There are several weights made to add to Wacky rigs so you can fish them a little deeper. They are usually small cylinder or teardrop weights that clip on to your fishing hook bend to drop the worm horizontally. Also a little weight will pull the worm down a little faster causing the ends to flap and shimmy more on the fall.

You can also use a weighted wacky jighead also sometimes called a Flick Shake head. These heads have small round hooks on them, sometimes with a weed guard and make fishing a wacky rig deeper and faster a lot more convenient. Usually they are really light wire so again a medium rod and light line will work great.

How to Fish a Wacky Rig

Most of the time we’re going to be fishing a wacky rig in shallow water, without a weight. We will skip it and pitch it to docks, posts, trees, laydowns, bushes, grass, open spawning flats and anywhere else we think a bass might lay up shallow to spawn, roam or guard near and around shallow cover.

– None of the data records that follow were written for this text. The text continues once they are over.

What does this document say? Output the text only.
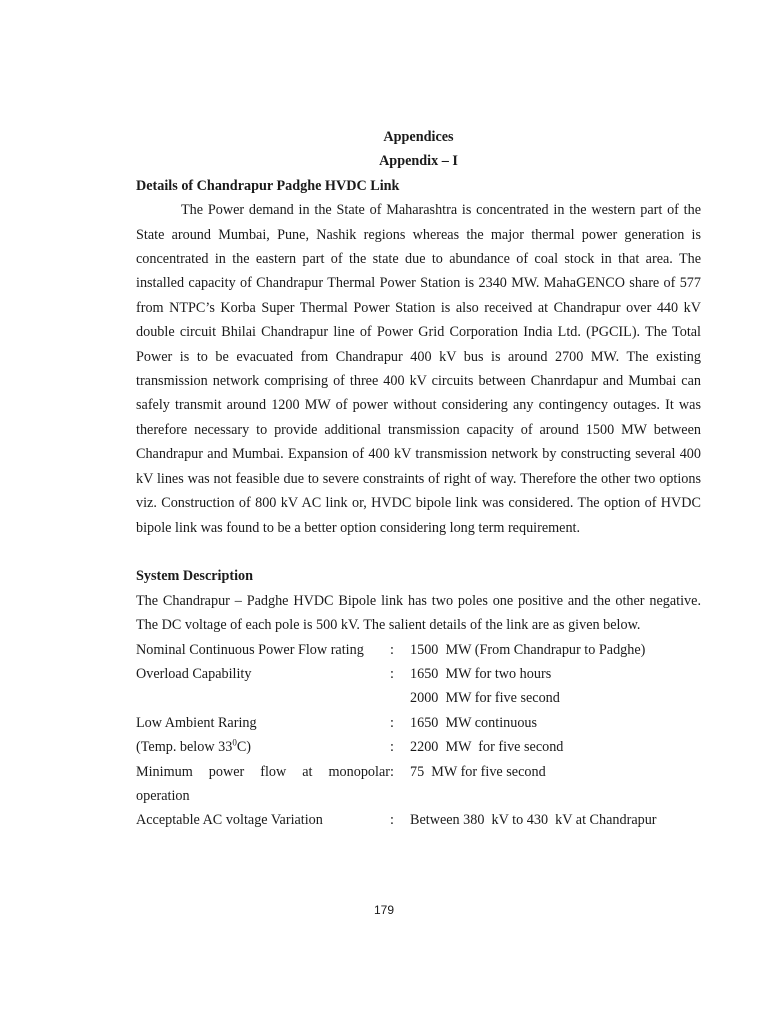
Appendices
Appendix – I
Details of Chandrapur Padghe HVDC Link
The Power demand in the State of Maharashtra is concentrated in the western part of the State around Mumbai, Pune, Nashik regions whereas the major thermal power generation is concentrated in the eastern part of the state due to abundance of coal stock in that area. The installed capacity of Chandrapur Thermal Power Station is 2340 MW. MahaGENCO share of 577 from NTPC’s Korba Super Thermal Power Station is also received at Chandrapur over 440 kV double circuit Bhilai Chandrapur line of Power Grid Corporation India Ltd. (PGCIL). The Total Power is to be evacuated from Chandrapur 400 kV bus is around 2700 MW. The existing transmission network comprising of three 400 kV circuits between Chanrdapur and Mumbai can safely transmit around 1200 MW of power without considering any contingency outages. It was therefore necessary to provide additional transmission capacity of around 1500 MW between Chandrapur and Mumbai. Expansion of 400 kV transmission network by constructing several 400 kV lines was not feasible due to severe constraints of right of way. Therefore the other two options viz. Construction of 800 kV AC link or, HVDC bipole link was considered. The option of HVDC bipole link was found to be a better option considering long term requirement.
System Description
The Chandrapur – Padghe HVDC Bipole link has two poles one positive and the other negative. The DC voltage of each pole is 500 kV. The salient details of the link are as given below.
Nominal Continuous Power Flow rating	:	1500  MW (From Chandrapur to Padghe)
Overload Capability	:	1650  MW for two hours
2000  MW for five second
Low Ambient Raring	:	1650  MW continuous
(Temp. below $33^0C$)	:	2200  MW  for five second
Minimum power flow at monopolar :	75  MW for five second
operation
Acceptable AC voltage Variation	:	Between 380  kV to 430  kV at Chandrapur
179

I basically will pitch it or skip it. Then I will give it time to sink. The magic with this bait is on the fall. If it hits bottom and now fish has picked up. I will give it 3 short pops on semi-slack line to hop it up off the bottom. A Japanese angler once told me that they believe a wacky rig actually mimics crawfish. When it pops off bottom, the sides fold and it collapses and gets smaller. Like two claws folding up. But then when you stop and let it settle it floats undulating to the bottom like a real crawfish would do. So I think about that as I lift it and drop it.

Many of the bites come on the initial cast or skip. Watch your line for a jump or for it to stop falling early. Also if you see it pulling tight and easing off to one side, reel down steadily to get your line tight and lean into the fish. You don’t need a savage hookset. Just pull set into the fish.

Usually when you hook a fish on a wacky rig, you won’t lose it. There is nothing for the fish to throw the hook. The worm will slide away and then just a weightless hook remains in the fish’s mouth.

Wacky Rig Underwater

Here’s a great look at various ways to rig a wacky rig and what the different rigging methods look like underwater to the fish.

What is a Wacky Rig Good For

The Wacky Rig excels at getting weary, leery and skittish bass in shallow clear water to bite. It works in stained water too, but your opportunities are greater if a fish can see it form a distance. It’s a very unobtrusive offering that looks very lifelike when dropped and popped off the bottom. It’s one of the go-to presentations in the spring time.

It’s great for bank fishing as it’s light weight resists snags, and you are usually targeting fish that have come close to shore to feed, spawn and guard fry.

You can experiment with different plastics, different hook sizes and o-rings and applications but it’s all pretty simple and straight forward. The main thing is to always have one rigged and ready in the spring. You might come across a big bass on a bed, but more often than not you will catch good ones blind casting to likely looking bass holding spots up shallow.